Las epidemias y el miedo han sido alimentos tradicionales de las posturas políticas más retrógradas. Las actuales pestes parecen diseñadas a la medida de la discriminación, la xenofobia y el rechazo del otro. Porque “el mal viene de afuera” (muletilla de todos los autoritarismos). “El mal es extranjero” (como el dengue y la gripe porcina). Y entonces hay que cuidarse, alejarse del otro, no saludarlo siquiera, porque la saliva apesta, como el agua devenida ajenjo. Y no viajar, no moverse, quedarse quieto y si es posible encerrado: como el individuo medieval, que atado a la tierra se movía poco, no se abría ni al mundo ni al otro, y temía a Dios, al Señor-patrón, al pecado y a la peste.
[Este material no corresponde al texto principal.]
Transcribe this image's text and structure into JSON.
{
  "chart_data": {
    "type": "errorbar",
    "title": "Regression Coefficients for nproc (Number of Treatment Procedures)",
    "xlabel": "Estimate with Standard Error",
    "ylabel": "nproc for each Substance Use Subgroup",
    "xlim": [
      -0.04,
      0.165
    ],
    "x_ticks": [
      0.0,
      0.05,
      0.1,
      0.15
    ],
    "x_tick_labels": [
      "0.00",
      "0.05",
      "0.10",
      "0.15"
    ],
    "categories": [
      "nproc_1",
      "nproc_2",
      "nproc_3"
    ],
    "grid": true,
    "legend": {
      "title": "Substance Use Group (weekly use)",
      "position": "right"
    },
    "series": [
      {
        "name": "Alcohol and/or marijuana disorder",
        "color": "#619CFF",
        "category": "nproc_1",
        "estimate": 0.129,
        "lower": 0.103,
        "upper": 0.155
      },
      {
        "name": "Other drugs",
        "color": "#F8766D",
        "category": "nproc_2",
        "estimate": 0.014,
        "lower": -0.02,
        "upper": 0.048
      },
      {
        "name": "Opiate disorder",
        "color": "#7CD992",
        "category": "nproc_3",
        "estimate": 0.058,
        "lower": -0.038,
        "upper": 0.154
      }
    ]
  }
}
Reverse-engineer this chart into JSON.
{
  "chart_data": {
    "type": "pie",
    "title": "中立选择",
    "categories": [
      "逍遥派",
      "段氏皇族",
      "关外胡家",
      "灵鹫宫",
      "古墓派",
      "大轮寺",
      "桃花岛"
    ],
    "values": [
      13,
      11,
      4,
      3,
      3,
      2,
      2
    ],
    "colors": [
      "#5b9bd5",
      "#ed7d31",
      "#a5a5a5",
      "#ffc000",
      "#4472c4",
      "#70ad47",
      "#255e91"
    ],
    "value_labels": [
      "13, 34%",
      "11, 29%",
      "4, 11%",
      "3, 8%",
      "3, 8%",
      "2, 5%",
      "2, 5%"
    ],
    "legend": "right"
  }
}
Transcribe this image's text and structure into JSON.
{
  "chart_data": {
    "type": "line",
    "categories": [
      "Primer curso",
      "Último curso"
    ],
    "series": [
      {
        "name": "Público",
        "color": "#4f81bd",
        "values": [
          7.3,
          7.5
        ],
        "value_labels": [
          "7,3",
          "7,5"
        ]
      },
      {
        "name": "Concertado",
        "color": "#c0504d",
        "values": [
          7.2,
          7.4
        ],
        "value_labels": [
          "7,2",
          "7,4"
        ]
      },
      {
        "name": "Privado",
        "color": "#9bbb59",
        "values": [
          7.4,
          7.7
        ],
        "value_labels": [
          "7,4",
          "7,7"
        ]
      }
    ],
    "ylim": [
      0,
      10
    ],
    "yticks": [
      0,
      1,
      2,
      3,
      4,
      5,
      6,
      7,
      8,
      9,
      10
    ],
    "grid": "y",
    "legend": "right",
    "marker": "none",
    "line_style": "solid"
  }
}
En el escalofriante relato de Juan, las langostas eran semejantes a caballos preparados para la guerra: en las cabezas tenían coronas de oro, sus caras eran como caras humanas, tenían cabello de mujer, dientes de leones y colas de escorpiones. Los monstruos que hoy en día pueblan el mundo no son idénticos a los paridos en una cueva de Patmos a finales del siglo I, pero la utilización política del miedo se viene perfeccionando desde entonces. El desafío de estos días parece ser tomar las medidas necesarias para preservar la salud pública sin hacerle el juego a los que utilizan el lógico temor con el oculto objetivo de retrasar la hora unos mil años.